Angyalka picked up a fresh surge of anger from Andrea. The woman’s gaze flitted between her friend Lara and István, and she quite clearly didn’t like what she saw. Warning bells chimed in Angyalka’s head. She laid down the dirty glasses on the nearest table.
“Well, whatever it is,
is
it true?” István asked softly. He was clearly feeding Lara’s reluctant attraction in order to get answers, and it seemed to be working. Lara’s pink lips stretched into a rueful smile, and Andrea lost it.
“Get
away
from him,” she raged, lunging across the table at her friend.
Prepared—after all, Andrea was behaving just like Bruno Geller—Angyalka leapt and landed between the two women. Not that she really minded if they scratched each other’s eyes out. Her primary motive remained keeping order in the club.
Andrea and István both blinked. They probably hadn’t even seen her arrive because she’d moved so fast.
“Fighting earns you instant exclusion,” Angyalka said mildly. “Although in your case, I believe you were excluded earlier. The ban extends to all my premises. I’d like you to leave quietly. Your friends may stay or go as they please.”
She knew it would happen of course. The sight of Angyalka was tantamount to a red rag to Andrea’s bull and the suggestion that Lara and István stay at the club together without her wouldn’t have gone down well either.

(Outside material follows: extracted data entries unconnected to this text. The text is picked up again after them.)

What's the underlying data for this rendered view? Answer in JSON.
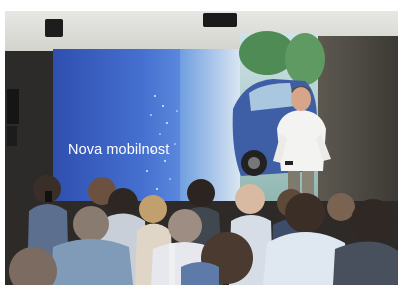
{
  "slide": {
    "headline": "Nova mobilnost"
  },
  "colors": {
    "screen_blue": "#3f63c4",
    "car_blue": "#3e5fa6",
    "ceiling": "#d9dbd5",
    "audience_dark": "#2d2a27"
  },
  "icons": [
    "speaker",
    "ceiling-light",
    "smartphone"
  ]
}
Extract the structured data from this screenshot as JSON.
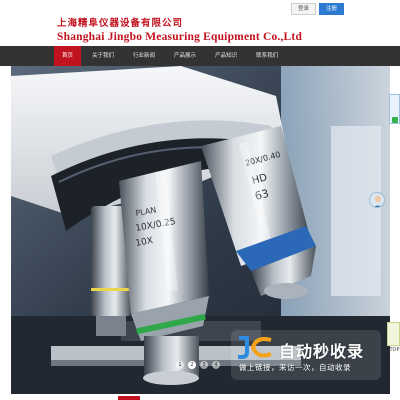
{
  "header": {
    "company_cn": "上海精阜仪器设备有限公司",
    "company_en": "Shanghai Jingbo Measuring Equipment Co.,Ltd"
  },
  "top_links": {
    "login": "登录",
    "register": "注册"
  },
  "nav": {
    "items": [
      {
        "label": "首页",
        "active": true
      },
      {
        "label": "关于我们",
        "active": false
      },
      {
        "label": "行业新闻",
        "active": false
      },
      {
        "label": "产品展示",
        "active": false
      },
      {
        "label": "产品知识",
        "active": false
      },
      {
        "label": "联系我们",
        "active": false
      }
    ]
  },
  "hero": {
    "objective_labels": [
      "PLAN",
      "10X/0.25",
      "10X",
      "20X/0.40",
      "HD",
      "63"
    ],
    "dots": [
      "1",
      "2",
      "3",
      "4"
    ],
    "active_dot": 1
  },
  "watermark": {
    "title": "自动秒收录",
    "subtitle": "做上链接，来访一次，自动收录"
  },
  "side": {
    "top": "TOP"
  },
  "colors": {
    "brand_red": "#c1121f",
    "nav_bg": "#333333",
    "link_blue": "#2d7bd1"
  },
  "icons": [
    "customer-service-icon",
    "wechat-icon",
    "watermark-logo-icon"
  ]
}
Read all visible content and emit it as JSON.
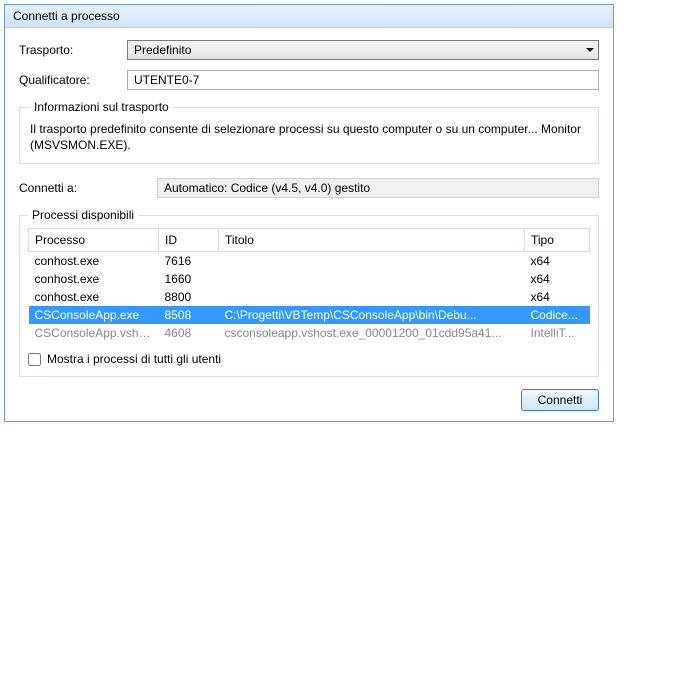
{
  "dialog": {
    "title": "Connetti a processo"
  },
  "transport": {
    "label": "Trasporto:",
    "value": "Predefinito"
  },
  "qualifier": {
    "label": "Qualificatore:",
    "value": "UTENTE0-7"
  },
  "info": {
    "legend": "Informazioni sul trasporto",
    "text": "Il trasporto predefinito consente di selezionare processi su questo computer o su un computer... Monitor (MSVSMON.EXE)."
  },
  "connect_to": {
    "label": "Connetti a:",
    "value": "Automatico: Codice (v4.5, v4.0) gestito"
  },
  "processes": {
    "legend": "Processi disponibili",
    "columns": {
      "process": "Processo",
      "id": "ID",
      "title": "Titolo",
      "type": "Tipo"
    },
    "rows": [
      {
        "process": "conhost.exe",
        "id": "7616",
        "title": "",
        "type": "x64",
        "selected": false,
        "disabled": false
      },
      {
        "process": "conhost.exe",
        "id": "1660",
        "title": "",
        "type": "x64",
        "selected": false,
        "disabled": false
      },
      {
        "process": "conhost.exe",
        "id": "8800",
        "title": "",
        "type": "x64",
        "selected": false,
        "disabled": false
      },
      {
        "process": "CSConsoleApp.exe",
        "id": "8508",
        "title": "C:\\Progetti\\VBTemp\\CSConsoleApp\\bin\\Debu...",
        "type": "Codice...",
        "selected": true,
        "disabled": false
      },
      {
        "process": "CSConsoleApp.vshos...",
        "id": "4608",
        "title": "csconsoleapp.vshost.exe_00001200_01cdd95a41...",
        "type": "IntelliT...",
        "selected": false,
        "disabled": true
      }
    ]
  },
  "show_all": {
    "label": "Mostra i processi di tutti gli utenti"
  },
  "buttons": {
    "connect": "Connetti"
  }
}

Andrea went for her, nails at the ready to claw and hurt. She couldn’t have harmed Angyalka, of course, but unexpectedly, it was István who grabbed Andrea and yanked her back, capturing her with the same speedy, effective hold that he’d pulled on Angyalka eighteen months ago.
“What do you think you’re doing?” he said harshly.
“It isn’t her,” Angyalka said. “She’s the one I threw out of the gallery earlier. Sit her down.”
István yanked Andrea back to the sofa and sat beside her, holding her arms behind her back while Angyalka hemmed her in from the other side.
“What are you doing?” Lara demanded. “Get off her! Leave her alone!”